The New York Times likes to paint itself as a leader pushing forward social justice and progressive values while speaking truth to power during chaotic times. However, if you look closely – particularly at this bitcoin hit piece and the Met Gala coverage – you will find that it’s the New York Times that is engaged in cosplay and not bitcoiners.

Since January 3rd, 2009 bitcoiners have been working diligently; writing code, building businesses, educating, and erecting physical infrastructure to provide the world with a peer-to-peer digital cash system that will serve anyone who can access the software. In the process, the network has provided billions of unbanked and those already banked with the opportunity to access a digital app where they can store their wealth. Not only that, but the Bitcoin network gives you the ability to have an extremely high degree of certainty that your share of the overall network cannot be debased. The app has only gotten easier to use over time as more and more people are drawn to the network and work to make it more efficient and user friendly. The same can not be said for the incumbent monetary system, which is only getting harder to use.

As central bankers and governments around the world continue to lose their grip on the very interconnected monetary systems of the world – causing social in-cohesion – they are getting more serious about the monitoring of who is sending money to who and how much they can spend. A result of this is increased data collection and filtering that is making it harder for individuals to interact with the economy. It’s getting harder to use in this technical sense, but it’s also getting harder to use in a practical sense as the amount of overall units of money increases rapidly, pushing the prices of many good up as a result. Either completely boxing individuals out from the digital monetary system all together, or decreasing their quality of life materially by making things more expensive.

Bitcoin fixes this problem by giving individuals the world over an open and sound monetary system, yet the New York Times, which is supposed to be cheerleading the advancement of human rights, chooses to bash bitcoin while running this article during the same day…


Legitimate gushing over an elite costume party where celebrities and politicians alike signal their support for social justice while dawning outfits worth tens of thousands of dollars to hundreds of thousands of dollars with a full life cycle of 12-hours. And the wardrobe wasn’t the only thing the celebrities at the Met Gala were waving in the face of the poors, they were also waving their actual maskless faces right in front of them too. Apparently if you adorn an outfit worth more than your average annual salary in the United States you are naturally immune to COVID. And as long as you signal your disdain for the state of the world by including political phrases like “Tax the Rich” and “Peg the Patricarchy” on your costume, you are absolved from not actually doing anything. That is enough effort. You can go on feeling good about yourself.
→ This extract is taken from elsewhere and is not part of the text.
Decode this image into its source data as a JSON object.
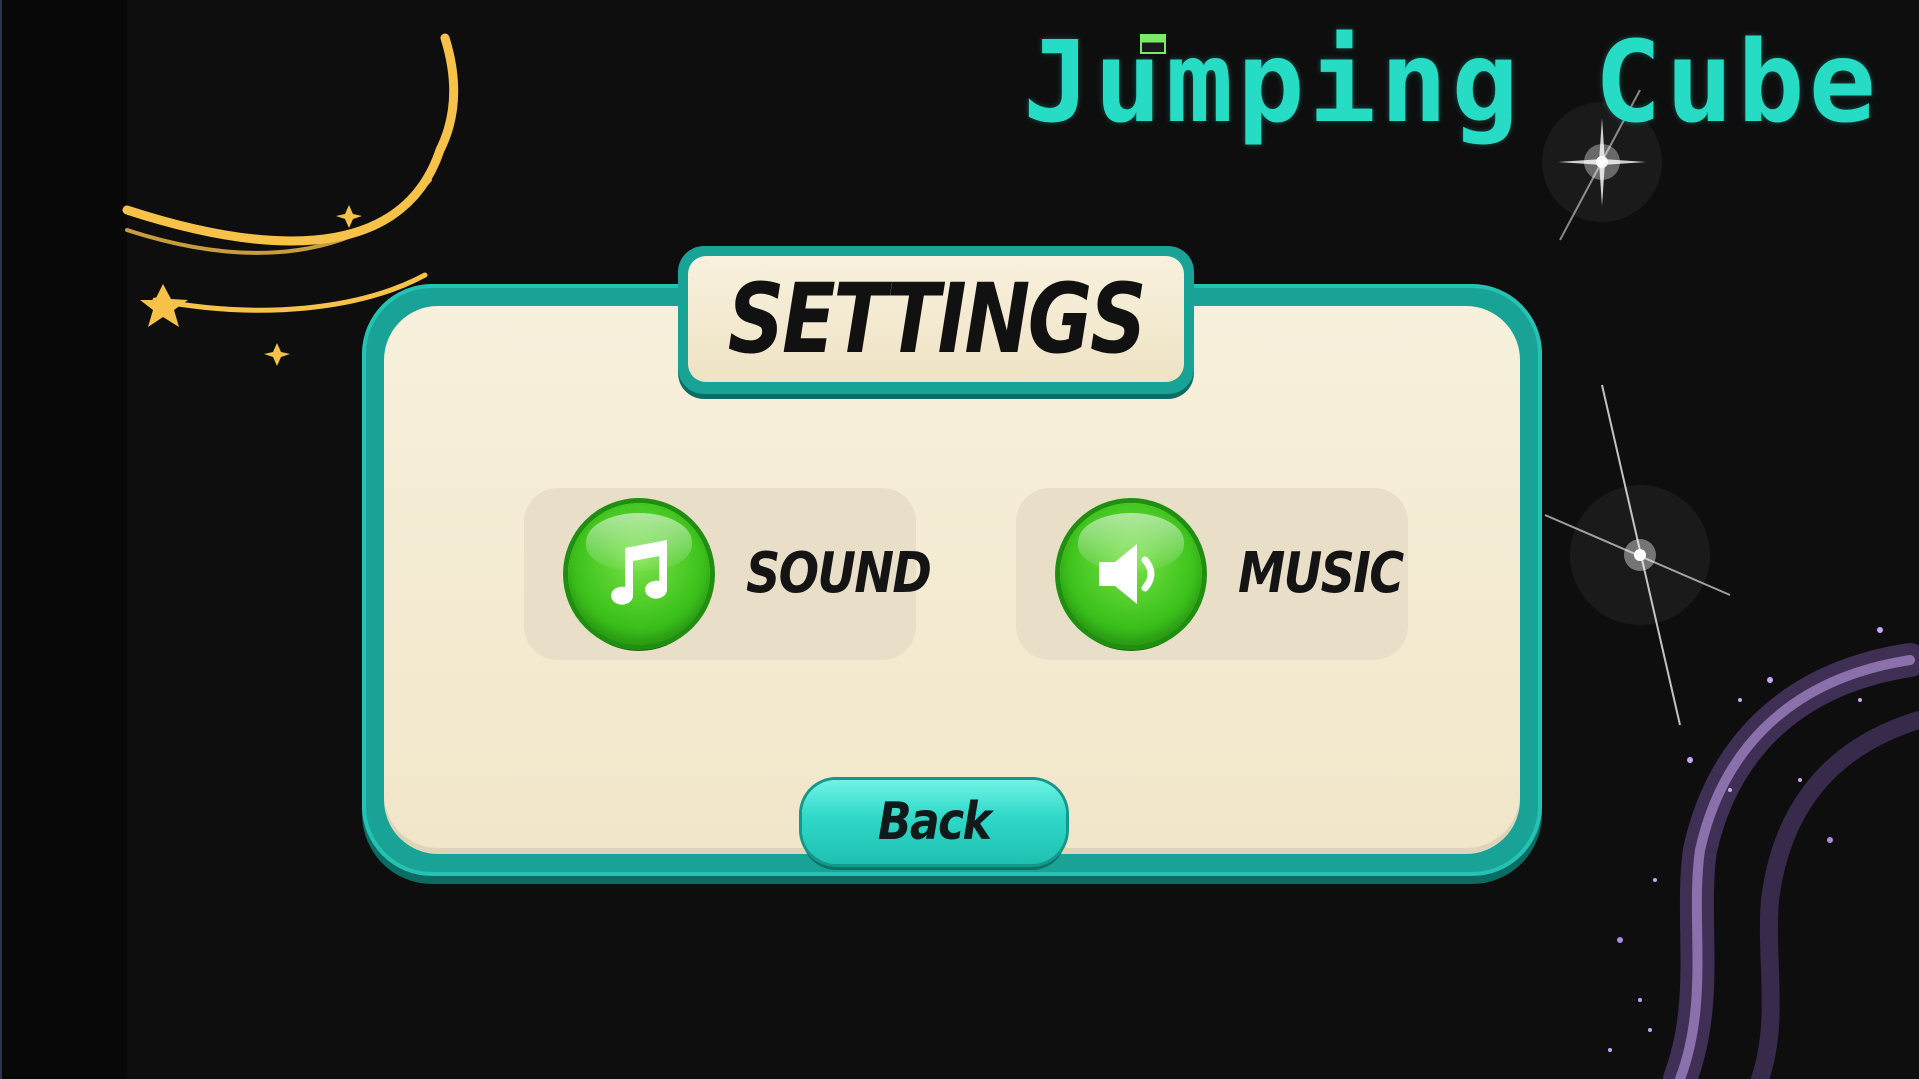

The funny thing is that Bitcoin is going to win in such a fantastic way because it is rooted in proof of work. A proof of work that the LARPing elites dependent on the Cantillon Effect cannot compete with in the long run. We’re going to wake up one day, Bitcoin is going to be as easy to use as the mobile phone or laptop you are reading this rag on, the incumbent monetary system is going to be more burdensome and less reliable, and those who the progressives think they are helping are going to thank Satoshi for Bitcoin for providing them with the opportunity to build themselves a better life.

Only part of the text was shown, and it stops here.